3.34      Women's Information and Referral Exchange (WIRE) supported the WGEA's role in encouraging businesses to make gender equity and gender pay equity a part of good business practice, through awareness, incentives and demonstrated outcomes.[34]

3.35      Industry Super Australia observed that the WGEA reporting framework relies on a proactive response from employers. It noted that although organisations are required to report on the existence of policies and strategies, they are not necessarily penalised if they do not have them.[35]

3.36      Ms Libby Lyons, WGEA, noted that the agency was very conscious of the burden that its reporting requirements already have on organisations. She observed:

There is a lot of data that they have to provide us, and it is often difficult for them to gather it all together, particularly for smaller organisations that do not have a lot of resources dedicated to these sorts of things. We are ever conscious of that.[36]

3.37      Rather than increase the reporting burden on organisations, the WGEA encourages organisations to apply for an Employer of Choice for Gender Equality citation as a means to promote employer best practice. In order to be eligible for the citation, organisations must demonstrate best practice in the area of taking a strategic and systematic approach to workplace gender equality.[37] Ms Lyons stated:

In order to receive one of those citations—and there were 92 organisations last year—you have to provide more detailed information around these issues of policies, strategies, actions and leaders leading the way in terms of what they are doing to address gender equality.

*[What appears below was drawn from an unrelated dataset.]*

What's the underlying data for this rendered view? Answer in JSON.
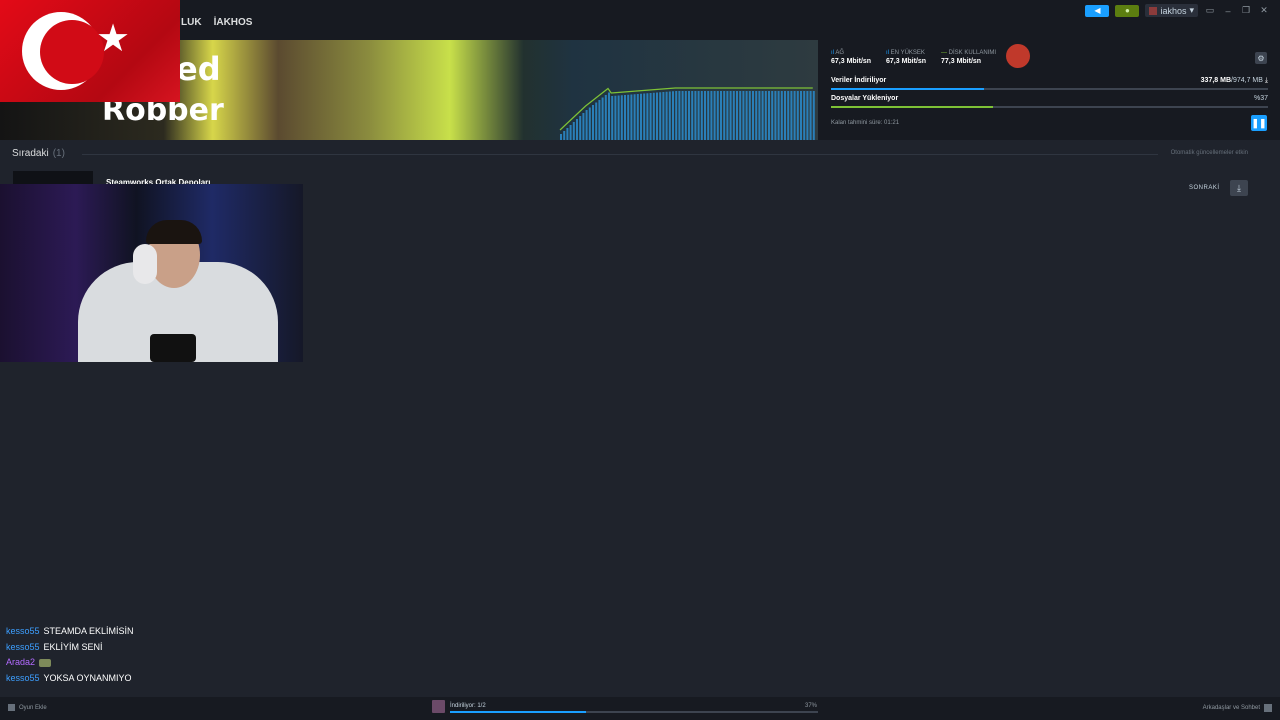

Encouraging more and more organisations to apply for that I think is one way of addressing these issues without requiring an extra burden on organisations.[38]

Pay secrecy in employment contracts

3.38      One proposal put to the committee to address the gender pay gap was to improve transparency regarding wages within organisations.[39] Ms Veronica Black, Finance Sector Union, observed:

If people are very clear on who is being paid what for doing what job, that makes a difference. There is a massive culture of secrecy in the finance industry. People are explicitly told that they are not to discuss pay outcomes with their colleagues, and you will have two people sitting side by side doing the same job on very, very different pay arrangements. As long as that secrecy continues, then you continue to see those kinds of issues. I think that, once it is out in the open and people are clear that they are being treated in an unfavourable way compared to others, it is harder for organisations to continue to justify paying people so differently when it is as clear and out there as that.[40]

3.39      The committee notes that Education and Employment Legislation Committee is currently conducting an inquiry into the Fair Work Amendment (Gender Pay Gap) Bill 2015, a private senators' bill which would amend the Fair Work Act 2009 'to remove restrictions on employees' rights to disclose the amount of, or information about, their pay or earnings'.[41]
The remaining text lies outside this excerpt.